I believe in shopping the sale rack.
I don’t know how I first began this practice, but I do know that I haven’t paid retail in a good two years. It makes me uncomfortable.
I like the things on sale better. The things on sale are like the awkward kids, sitting at a table off to the side during lunch. They’re not the easiest kids to like. You don’t always see them at parties and they don’t fit perfectly, but they’re still pretty cool. I like to think it takes a little bit of gumption to buy the clothes society has dictated are worth 25% less than all the others. It’s like a challenge: to be creative, to pull off the color, to feel good about yourself, to make it work. A challenge to show people that behind the awkward pocket or green that’s just a little too grassy there is a somebody – a creative somebody – who gives things a second chance. It’s nice to think that a store is composed of merchandise waiting to be taken home, to live and to be loved. I think we all start out like that. Every week or so more shipments come and go, but a few things are still on the shelf, untouched, unwanted, unreasonably priced. So I want to think that when one of these red sticker-marked items gets touched by my hands, or put on my body, they are really happy. They feel wanted. They feel loved. That’s what I try to imagine.
Love is funny. It feels sometimes like we’re being manufactured for it. Why do we shop at all if not to do our best, to look our best, to feel our best, so as to attract the perfect mate? Everyone on Earth is waiting for love, or else wallowing in it. I waited a long time. Granted, I’m not the best bargain. I can be demanding and depressive. I push people away, I’m proud. I’m imperfect. And I’m awkward.
So imagine my surprise when somebody came and took me into their world and, more than that, wore me and made me work. I know, especially when you’re young, you outgrow things, so I’m not expecting to be kept forever. I’ll probably get donated or loaned or left alone somewhere, but I’ll always know the feeling of having belonged to someone.

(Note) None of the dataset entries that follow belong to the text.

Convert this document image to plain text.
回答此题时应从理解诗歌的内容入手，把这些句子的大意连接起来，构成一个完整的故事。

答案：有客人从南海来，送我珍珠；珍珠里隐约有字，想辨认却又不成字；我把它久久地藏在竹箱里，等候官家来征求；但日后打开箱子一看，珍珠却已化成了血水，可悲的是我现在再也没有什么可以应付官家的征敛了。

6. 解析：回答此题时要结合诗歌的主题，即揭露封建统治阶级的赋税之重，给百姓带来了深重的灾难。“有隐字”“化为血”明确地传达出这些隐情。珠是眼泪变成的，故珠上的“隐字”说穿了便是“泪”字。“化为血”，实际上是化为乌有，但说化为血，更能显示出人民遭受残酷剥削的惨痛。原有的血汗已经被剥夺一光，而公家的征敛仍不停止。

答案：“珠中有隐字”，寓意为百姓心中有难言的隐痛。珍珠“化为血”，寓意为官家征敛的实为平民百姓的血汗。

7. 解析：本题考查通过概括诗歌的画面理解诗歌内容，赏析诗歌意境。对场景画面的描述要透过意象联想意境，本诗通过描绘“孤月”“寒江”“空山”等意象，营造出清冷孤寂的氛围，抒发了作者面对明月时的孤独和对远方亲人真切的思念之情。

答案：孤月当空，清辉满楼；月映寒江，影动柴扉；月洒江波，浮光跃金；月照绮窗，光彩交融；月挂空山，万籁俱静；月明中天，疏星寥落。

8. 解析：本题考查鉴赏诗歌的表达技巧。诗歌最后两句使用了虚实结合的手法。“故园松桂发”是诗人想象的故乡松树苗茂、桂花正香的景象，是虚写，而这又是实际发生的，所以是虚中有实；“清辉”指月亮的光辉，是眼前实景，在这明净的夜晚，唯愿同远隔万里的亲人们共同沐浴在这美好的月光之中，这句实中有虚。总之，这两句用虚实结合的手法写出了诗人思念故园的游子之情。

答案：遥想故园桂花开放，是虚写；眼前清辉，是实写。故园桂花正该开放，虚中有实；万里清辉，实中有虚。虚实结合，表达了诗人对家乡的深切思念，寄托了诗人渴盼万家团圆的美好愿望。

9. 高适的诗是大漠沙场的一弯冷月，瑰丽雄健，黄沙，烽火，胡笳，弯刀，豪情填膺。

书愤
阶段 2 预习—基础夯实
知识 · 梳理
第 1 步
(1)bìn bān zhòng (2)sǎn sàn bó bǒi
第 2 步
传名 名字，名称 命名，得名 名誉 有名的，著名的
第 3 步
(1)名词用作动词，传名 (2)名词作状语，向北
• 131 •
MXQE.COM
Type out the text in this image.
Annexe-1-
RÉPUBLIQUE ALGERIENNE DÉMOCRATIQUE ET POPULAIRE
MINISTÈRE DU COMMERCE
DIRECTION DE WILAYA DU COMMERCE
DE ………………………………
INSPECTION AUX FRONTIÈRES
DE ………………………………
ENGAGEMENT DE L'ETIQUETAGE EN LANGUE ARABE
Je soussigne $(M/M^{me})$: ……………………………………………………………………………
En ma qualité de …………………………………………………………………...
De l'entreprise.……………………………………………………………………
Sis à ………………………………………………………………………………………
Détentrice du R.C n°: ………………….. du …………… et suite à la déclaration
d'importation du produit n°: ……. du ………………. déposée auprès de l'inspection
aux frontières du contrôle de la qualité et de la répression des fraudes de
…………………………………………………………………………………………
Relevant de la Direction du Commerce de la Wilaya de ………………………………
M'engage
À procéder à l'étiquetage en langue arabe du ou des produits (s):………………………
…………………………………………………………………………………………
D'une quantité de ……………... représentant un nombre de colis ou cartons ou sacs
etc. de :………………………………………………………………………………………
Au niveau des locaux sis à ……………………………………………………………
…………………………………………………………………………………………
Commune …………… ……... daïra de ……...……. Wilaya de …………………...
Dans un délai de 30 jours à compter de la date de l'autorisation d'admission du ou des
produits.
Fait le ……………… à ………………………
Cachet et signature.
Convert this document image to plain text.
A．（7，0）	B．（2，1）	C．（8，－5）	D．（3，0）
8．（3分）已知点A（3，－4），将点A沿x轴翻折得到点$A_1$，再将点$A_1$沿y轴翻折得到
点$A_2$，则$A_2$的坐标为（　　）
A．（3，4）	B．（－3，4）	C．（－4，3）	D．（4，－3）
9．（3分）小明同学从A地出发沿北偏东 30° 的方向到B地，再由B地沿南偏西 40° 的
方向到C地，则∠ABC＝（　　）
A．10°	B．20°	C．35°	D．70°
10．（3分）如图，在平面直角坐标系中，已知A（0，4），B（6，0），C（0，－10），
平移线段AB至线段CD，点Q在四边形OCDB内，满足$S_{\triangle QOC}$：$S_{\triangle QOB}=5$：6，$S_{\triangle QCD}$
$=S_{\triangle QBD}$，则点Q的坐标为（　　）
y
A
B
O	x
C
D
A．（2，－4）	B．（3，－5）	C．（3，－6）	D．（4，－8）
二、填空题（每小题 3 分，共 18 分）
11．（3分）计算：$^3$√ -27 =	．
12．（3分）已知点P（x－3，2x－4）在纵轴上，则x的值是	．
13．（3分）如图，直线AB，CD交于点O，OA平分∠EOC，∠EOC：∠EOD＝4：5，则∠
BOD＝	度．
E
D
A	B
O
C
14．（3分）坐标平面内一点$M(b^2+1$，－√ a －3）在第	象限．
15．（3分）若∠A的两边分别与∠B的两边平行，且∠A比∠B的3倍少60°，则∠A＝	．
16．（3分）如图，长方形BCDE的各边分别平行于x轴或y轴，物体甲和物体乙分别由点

All of us leave things on the shelf: stories we aren’t proud of, friendships we’ve neglected, and feelings we’ve repressed. It’s not always easy or even possible to see the potential in something. But to pick something up, try it on, and try to make it work, is the greatest thing you can ever do. To make something work, you have to really want it. And everybody in the world wants to be wanted. I believe in giving everyone a chance to feel that way. I believe there’s enough love in the world for all of us. I believe in shopping the sale rack.